"I know it," said Mr. Gibney calmly. "Scraggsy, you're perfectly right. But I'd sooner die fightin' than let them stand me up agin a wall in Ensenada. We're filibusters, Scraggsy, and we're caught with the goods. I, for one, am goin' down with the steamer Maggie, but I'm goin' down fightin' like a bear."
"Maybe—maybe we can outrun her, Gib," half sobbed Captain Scraggs.
"No hope," replied Mr. Gibney. "Fight and die is the last resort. She's eight miles astern and gainin' every minute, and when she's within two miles she'll open fire. Of course we won't be hit unless they've got a Yankee gunner aboard."
"Let's run up the Stars and Stripes and dare 'em to fire on us," said Captain Scraggs.
"No," said Mr. Gibney firmly, "my old man died for the flag an' I've sailed under it too long to hide behind it when I'm in Dutch. We'll fight. If you was ever navigatin' officer on a Colombian gunboat, Scraggs, you'd realize what it means to run from a Mexican."
Captain Scraggs said nothing further. Perhaps he was a little ashamed of himself in the face of Mr. Gibney's simple faith in his own ability; perhaps in his veins, all unknown, there flowed a taint of the heroic blood of some forgotten sea-dog. Be that as it may, something did swell in his breast when Mr. Gibney spoke of the flag and his scorning to hide behind it, and Scraggs's snaggle teeth came together with a snap.
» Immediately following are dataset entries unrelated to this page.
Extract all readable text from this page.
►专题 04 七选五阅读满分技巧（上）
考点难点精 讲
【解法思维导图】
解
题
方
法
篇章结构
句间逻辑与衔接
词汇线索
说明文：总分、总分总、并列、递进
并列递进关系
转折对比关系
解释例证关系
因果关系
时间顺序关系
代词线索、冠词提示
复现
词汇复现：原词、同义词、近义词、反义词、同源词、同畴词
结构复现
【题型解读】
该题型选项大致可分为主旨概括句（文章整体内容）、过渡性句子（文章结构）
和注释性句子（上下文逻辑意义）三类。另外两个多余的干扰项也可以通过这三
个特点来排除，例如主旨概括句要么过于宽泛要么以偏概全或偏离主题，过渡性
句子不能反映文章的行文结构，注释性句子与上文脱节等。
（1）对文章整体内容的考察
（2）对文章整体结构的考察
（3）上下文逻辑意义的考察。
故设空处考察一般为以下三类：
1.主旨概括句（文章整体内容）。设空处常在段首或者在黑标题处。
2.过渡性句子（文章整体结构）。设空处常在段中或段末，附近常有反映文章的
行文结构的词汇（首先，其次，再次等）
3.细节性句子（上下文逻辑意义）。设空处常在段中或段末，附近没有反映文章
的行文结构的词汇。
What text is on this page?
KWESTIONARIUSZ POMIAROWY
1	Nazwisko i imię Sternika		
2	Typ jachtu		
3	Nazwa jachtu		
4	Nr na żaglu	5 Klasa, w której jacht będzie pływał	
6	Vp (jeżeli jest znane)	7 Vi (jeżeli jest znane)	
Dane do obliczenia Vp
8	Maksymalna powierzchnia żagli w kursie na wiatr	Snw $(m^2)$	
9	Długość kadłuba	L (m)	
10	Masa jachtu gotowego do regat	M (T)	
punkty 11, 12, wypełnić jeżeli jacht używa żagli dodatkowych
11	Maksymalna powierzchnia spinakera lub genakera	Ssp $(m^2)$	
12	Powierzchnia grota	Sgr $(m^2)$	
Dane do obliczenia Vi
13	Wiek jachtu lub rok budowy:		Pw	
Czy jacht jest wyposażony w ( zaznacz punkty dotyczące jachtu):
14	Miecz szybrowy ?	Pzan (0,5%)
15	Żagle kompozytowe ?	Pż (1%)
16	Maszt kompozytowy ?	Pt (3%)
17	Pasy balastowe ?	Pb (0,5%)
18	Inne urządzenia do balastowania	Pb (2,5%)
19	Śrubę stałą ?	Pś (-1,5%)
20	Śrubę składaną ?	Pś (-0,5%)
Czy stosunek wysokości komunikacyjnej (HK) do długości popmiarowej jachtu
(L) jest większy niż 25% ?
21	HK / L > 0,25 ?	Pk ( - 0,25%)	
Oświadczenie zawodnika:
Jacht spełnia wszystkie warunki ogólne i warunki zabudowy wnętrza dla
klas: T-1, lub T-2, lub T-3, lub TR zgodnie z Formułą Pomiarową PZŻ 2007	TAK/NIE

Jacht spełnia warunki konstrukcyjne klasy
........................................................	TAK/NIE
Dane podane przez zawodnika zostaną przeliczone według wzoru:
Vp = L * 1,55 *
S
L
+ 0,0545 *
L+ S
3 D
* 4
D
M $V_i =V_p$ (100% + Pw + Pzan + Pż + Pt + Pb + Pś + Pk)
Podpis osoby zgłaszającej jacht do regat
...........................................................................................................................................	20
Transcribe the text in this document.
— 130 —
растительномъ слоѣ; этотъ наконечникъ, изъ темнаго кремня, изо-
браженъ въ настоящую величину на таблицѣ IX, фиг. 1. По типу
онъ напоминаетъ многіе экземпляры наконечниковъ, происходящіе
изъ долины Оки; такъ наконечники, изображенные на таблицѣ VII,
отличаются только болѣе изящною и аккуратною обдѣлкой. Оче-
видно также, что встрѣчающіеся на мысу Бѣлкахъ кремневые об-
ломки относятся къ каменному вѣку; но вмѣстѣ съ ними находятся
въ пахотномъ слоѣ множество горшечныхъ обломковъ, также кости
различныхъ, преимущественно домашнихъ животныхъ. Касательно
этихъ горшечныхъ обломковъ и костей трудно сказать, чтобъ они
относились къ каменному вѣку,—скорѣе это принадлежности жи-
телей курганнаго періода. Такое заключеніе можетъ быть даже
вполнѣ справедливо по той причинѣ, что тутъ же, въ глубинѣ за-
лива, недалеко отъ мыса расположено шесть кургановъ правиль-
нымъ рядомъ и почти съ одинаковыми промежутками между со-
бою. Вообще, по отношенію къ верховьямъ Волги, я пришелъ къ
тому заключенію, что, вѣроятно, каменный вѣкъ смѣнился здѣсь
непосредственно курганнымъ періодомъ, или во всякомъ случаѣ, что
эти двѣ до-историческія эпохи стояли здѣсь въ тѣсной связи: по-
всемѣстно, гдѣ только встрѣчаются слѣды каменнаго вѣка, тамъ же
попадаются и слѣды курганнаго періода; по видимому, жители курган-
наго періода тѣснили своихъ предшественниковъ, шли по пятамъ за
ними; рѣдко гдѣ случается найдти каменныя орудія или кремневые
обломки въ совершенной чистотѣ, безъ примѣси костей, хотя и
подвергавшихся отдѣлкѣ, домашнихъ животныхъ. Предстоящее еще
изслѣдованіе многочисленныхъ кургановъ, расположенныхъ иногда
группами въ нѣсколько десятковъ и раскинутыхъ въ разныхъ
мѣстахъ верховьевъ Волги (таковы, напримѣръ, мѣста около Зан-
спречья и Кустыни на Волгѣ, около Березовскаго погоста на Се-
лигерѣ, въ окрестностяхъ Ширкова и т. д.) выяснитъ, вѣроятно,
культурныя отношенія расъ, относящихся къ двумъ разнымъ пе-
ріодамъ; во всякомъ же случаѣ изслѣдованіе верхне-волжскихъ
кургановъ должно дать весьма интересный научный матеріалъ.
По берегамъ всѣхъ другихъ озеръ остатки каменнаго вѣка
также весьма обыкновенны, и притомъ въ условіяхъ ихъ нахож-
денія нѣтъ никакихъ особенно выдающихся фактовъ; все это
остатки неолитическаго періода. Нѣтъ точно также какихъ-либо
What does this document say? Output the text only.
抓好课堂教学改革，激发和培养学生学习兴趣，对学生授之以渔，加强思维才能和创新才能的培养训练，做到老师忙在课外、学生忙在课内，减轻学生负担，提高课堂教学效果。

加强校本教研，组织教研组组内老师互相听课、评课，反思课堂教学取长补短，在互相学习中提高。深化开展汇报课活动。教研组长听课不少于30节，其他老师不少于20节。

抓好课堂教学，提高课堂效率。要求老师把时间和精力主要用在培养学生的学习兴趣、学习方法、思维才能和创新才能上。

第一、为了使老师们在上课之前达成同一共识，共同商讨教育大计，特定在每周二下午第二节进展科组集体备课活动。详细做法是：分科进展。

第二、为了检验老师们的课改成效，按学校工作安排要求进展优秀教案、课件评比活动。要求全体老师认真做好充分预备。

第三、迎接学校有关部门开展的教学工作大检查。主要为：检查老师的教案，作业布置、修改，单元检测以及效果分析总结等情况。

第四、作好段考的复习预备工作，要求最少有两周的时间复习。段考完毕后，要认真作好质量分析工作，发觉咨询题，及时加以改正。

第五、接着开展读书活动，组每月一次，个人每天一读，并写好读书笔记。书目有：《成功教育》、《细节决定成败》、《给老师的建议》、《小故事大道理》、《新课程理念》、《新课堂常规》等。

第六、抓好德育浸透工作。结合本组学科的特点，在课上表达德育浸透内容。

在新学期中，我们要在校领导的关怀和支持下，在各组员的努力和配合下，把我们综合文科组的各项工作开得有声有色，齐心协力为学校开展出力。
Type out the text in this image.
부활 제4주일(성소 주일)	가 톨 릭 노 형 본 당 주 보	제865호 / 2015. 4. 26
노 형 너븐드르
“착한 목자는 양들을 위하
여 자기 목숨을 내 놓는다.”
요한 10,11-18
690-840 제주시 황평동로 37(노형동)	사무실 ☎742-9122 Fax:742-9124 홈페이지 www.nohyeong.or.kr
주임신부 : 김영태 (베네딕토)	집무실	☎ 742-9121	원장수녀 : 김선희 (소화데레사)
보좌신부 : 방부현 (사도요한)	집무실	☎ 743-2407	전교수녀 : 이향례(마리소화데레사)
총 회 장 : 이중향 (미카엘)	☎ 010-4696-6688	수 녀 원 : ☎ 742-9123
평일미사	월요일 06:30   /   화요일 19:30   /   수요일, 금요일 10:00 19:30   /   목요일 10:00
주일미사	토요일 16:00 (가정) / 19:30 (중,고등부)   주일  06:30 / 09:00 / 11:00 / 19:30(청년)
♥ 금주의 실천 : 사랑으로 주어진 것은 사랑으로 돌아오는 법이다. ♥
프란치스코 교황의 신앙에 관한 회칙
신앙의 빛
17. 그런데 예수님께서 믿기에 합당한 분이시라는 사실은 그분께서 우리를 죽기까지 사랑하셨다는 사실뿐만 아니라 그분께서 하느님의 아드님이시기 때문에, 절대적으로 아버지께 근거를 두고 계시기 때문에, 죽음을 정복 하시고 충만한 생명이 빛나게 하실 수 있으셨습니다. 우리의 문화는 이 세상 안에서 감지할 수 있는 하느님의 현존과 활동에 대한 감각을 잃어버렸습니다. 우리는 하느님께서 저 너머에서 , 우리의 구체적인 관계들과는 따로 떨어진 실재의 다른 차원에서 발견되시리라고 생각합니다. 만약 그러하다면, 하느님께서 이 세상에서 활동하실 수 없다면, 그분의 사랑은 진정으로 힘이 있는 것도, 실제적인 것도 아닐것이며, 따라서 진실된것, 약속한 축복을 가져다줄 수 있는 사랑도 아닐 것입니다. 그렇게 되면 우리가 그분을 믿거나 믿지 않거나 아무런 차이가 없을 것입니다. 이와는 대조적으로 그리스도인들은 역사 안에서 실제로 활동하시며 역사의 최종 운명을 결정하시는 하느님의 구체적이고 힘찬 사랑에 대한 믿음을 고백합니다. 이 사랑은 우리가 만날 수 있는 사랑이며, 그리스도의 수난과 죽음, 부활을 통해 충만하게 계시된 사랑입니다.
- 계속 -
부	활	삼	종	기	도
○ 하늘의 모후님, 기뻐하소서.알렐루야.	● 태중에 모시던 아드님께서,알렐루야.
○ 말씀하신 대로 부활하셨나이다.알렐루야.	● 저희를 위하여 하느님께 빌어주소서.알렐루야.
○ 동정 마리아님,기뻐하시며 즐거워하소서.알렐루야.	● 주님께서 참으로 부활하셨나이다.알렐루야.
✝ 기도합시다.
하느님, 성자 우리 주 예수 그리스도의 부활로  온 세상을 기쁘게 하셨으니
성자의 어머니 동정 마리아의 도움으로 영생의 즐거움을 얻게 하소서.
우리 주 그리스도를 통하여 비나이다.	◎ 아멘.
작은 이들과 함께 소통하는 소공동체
"All right, Gib, my boy," he said solemnly, "I'm with you. Mrs. Scraggs has slipped her cable and there ain't nobody to mourn for me. But if we can't fight under the Stars and Stripes, by the tail of the Great Sacred Bull, we'll have a flag of our own," and leaving Mr. Gibney and the crew to get the guns on deck, Captain Scraggs ran below. He appeared on deck presently with a long blue burgee on which was emblazoned in white letters the single word Maggie. It was his own houseflag, and with trembling hands he ran it to the fore and cast its wrinkled folds to the breeze of heaven.
"Good old dishcloth!" shrieked Mr. Gibney. "She never comes down."
"Damned if she does," said Captain Scraggs profanely.
While all this was going on a deckhand had reeved a block and tackle through the end of the cargo gaff and passed it to the winch. The two guns came out of the hold in jig time, and while Scraggs and one deckhand opened the after hold and got out ammunition for the guns, Mr. Gibney, assisted by the other deckhand, proceeded to put one of the guns together. He was shrewd enough to realize that he would have to do practically all of the work of serving the gun himself, in view of which condition one gun would have to defend the Maggie. He had never seen a mountain gun before, but he did not find it difficult to put the simple mechanism together.